NACSW will typically set out 1 hot box and several cold boxes. AKC uses stronger odor and will set out a box of each odor and (typically) no cold boxes.
There are some real Do’s and Don’ts when using Warm-up and Recovery Boxes…
- Give priority for their use to the dog who is next to search.
- Feed NEXT to the box NOT over the box.
- Be brief in your use. Now is not the time to drill your dog on odor!
- Touch or rearrange the boxes (you will get odor on your hands and will contribute to contamination wherever you go!)
- Fix smashed boxes… what is smashed is smashed… remember no touching!
- Use the boxes out of turn… an On Deck team may be waiting off on the side to use them
- Drop food on or near the box
Do you HAVE to use them?
There are many reasons why you might NOT want to use the boxes!
Keep in mind that the boxes over time get highly contaminated. Every time a dog touches a hot box and then touches a cold box, odor is transferred to the cold box. By the end of the trial, very often it’s impossible to visibly tell the difference between hot and cold!
If your dog is nervous, your dog may be distracted or worse, may not take a treat. The problem is this will likely get into your head and worry you about how the dog will perform in the search. How will you feel if your dog false alerts on a cold box (likely due to contamination)? Will you be able to shrug it off and carry on?
How can you best use them?
If you DO decide to use the Warm-up Boxes, they are best used as a part of a routine. My old Summit Level dog, Judd, LOVED the warm-up boxes. Getting his reward at the boxes was a gateway to FUN for him. He took so much joy in galloping up to them. I never NEEDED them. I always did them because he liked it. They were a part of his routine! (Starting this year, only a Recovery Box is available for Elite and Summit Levels in NACSW.)

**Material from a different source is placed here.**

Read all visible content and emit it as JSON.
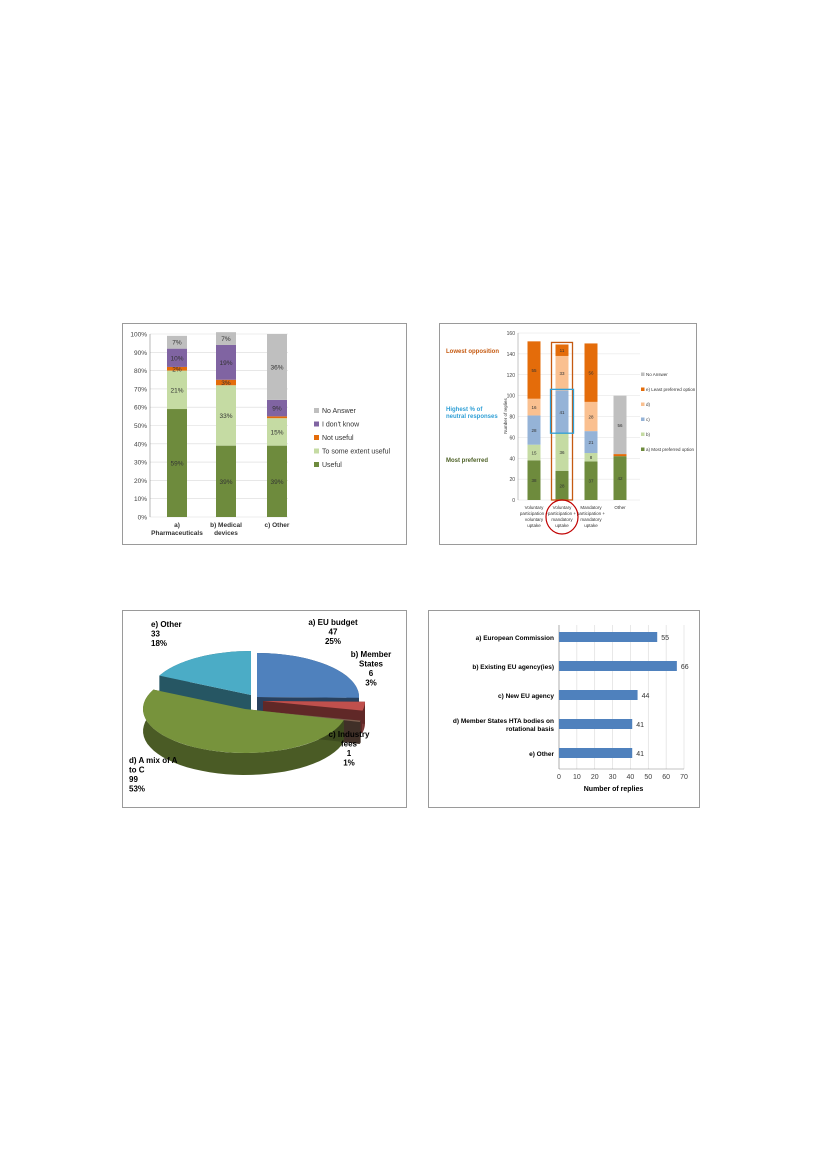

If you DO use them, DON’T stress if your dog isn’t interested or hits on the wrong box. Remember that they are usually out in the open in plain view of the parking lot and are likely highly contaminated. There really is zero correlation between performance at the boxes and performance in the search! So IF you use them, keep that in mind. It’s up to you if you feel the need to reward at a box that the dog did not find. I don’t think it matters one way or the other.
If you have a rough search, a Recovery Box can be helpful! But even more helpful is being joyful with your dog no matter the outcome of the search. Reward the effort of the search and feed or play on the way back to the car or crate. No one should ever be able to tell if you Q’d or not by your demeanor coming back from a search. THIS is much more impactful to your dog than a Recovery Box.
Better than a Box
Even better than a Warm-up Box is a ROUTINE. Ritualize the day. How you take your dog out of the crate, the timing of the potty break, the “dressing” of the dog, all of this can be routinized. Routine gets your dog into search mode and tells your dog what is coming up. It’s a huge contributor to focus and engagement, and it can help the dog to settle and search immediately off of the start line. Routine also helps to calm nerves, both yours and your dog’s! With a solid routine, you will find that your dog searches more consistently with predictable, positive results.
In the End…
Using the Warm-up Boxes is a personal decision. Their use may make sense for some teams and not for others. What IS important is that you use them (or not!) thoughtfully as a part of how you trial.